Carrots (1 Large (7 1/4 Inches To 8 1/2 Inches Long))
Lunch
121 mg/dL
Usually has a stable response
Avg. Food Score on Ultrahuman App
Ultrahuman Users got a STABLE response
Other related foods
- cooked mixed vegetables corn lima beans peas green beans and carrots fat added in cooking roti
- cooked mixed vegetables corn lima beans peas green beans and carrots fat added in cooking
- lettuce salad with cheese tomato and or carrots
- chicken or turkey garden salad chicken and or turkey tomato and or carrots other vegetables
- chicken or turkey garden salad chicken and or turkey other vegetables excluding tomato and carrots
- carrots
- cooked mixed vegetables corn lima beans peas green beans and carrots
- lettuce salad with assorted vegetables including tomatoes and or carrots
- carrots hummus
- carrots cucumber peeled
How to consume Carrots without glucose spikes
Pair Carrots with Protein
Combine carrots with a source of protein such as chicken, fish, tofu, or eggs.

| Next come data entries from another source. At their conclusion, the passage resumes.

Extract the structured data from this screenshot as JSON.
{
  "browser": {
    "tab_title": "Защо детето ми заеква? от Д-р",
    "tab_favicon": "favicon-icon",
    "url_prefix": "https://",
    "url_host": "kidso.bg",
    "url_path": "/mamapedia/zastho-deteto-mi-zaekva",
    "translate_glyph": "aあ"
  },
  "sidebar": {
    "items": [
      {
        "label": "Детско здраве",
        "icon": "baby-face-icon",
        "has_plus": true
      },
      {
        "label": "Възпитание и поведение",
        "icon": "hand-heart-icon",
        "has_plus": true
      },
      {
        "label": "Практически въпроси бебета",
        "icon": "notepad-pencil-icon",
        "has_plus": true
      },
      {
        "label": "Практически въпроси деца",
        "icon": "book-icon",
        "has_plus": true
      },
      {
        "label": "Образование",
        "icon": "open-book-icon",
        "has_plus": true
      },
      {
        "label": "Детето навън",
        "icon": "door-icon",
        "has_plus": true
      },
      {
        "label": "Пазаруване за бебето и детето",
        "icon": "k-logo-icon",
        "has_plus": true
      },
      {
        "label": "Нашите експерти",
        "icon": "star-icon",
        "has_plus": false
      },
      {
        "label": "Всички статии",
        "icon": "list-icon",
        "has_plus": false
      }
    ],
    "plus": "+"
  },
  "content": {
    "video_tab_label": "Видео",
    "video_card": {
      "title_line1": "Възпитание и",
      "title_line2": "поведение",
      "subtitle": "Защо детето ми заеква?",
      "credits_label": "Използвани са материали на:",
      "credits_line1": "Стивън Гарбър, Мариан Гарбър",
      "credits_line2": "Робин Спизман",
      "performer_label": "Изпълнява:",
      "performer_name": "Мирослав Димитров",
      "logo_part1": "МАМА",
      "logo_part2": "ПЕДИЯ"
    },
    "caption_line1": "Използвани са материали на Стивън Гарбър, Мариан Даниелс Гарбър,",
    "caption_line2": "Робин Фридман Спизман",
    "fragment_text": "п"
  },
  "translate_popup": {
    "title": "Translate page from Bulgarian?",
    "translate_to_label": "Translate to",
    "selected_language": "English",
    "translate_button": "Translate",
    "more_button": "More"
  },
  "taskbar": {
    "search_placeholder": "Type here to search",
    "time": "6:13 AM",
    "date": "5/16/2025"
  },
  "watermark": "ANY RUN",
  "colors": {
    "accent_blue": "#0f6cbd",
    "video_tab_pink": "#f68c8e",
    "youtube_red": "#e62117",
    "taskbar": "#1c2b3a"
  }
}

This can help slow down the absorption of sugars.
Include Healthy Fats
Add healthy fats like avocado, nuts, seeds, or olive oil to your meal. These fats can help moderate the glucose response.
Eat Carrots with Fiber-Rich Foods
Pair carrots with high-fiber foods such as leafy greens, broccoli, chia seeds, or oats. Fiber can help slow the digestion process.
Choose Whole Carrots Over Juiced
Opt for whole carrots instead of carrot juice. Whole carrots contain more fiber, which helps in reducing glucose spikes.
Balance with Low-Glycemic Fruits
If you're having a snack with carrots, include fruits like berries, cherries, or apples to keep your overall meal balanced.
Opt for Smaller Portions
Control the portion size of carrots you consume. Eating smaller amounts can help in managing the glucose levels better.
Consume Carrots as Part of a Mixed Meal
Include carrots in a meal that contains a mix of vegetables, lean proteins, and whole grains. This helps in spreading out the absorption of sugars.
Consider Cooking Methods
Cook carrots by steaming or roasting instead of boiling them, as it can help in preserving their fiber content.
Drink Water Before Meals
Drinking a glass of water before eating can help slow down the digestion process and reduce glucose spikes.
Add Vinegar or Lemon Juice
Including a bit of vinegar or lemon juice in your salad or meal can help in modulating glucose levels.
Monitor Blood Sugar Levels
Keep track of your blood sugar levels to understand how your body responds to different foods and make adjustments accordingly.
Stay Active
Engage in light physical activity like walking after meals to help your body utilize the glucose more efficiently.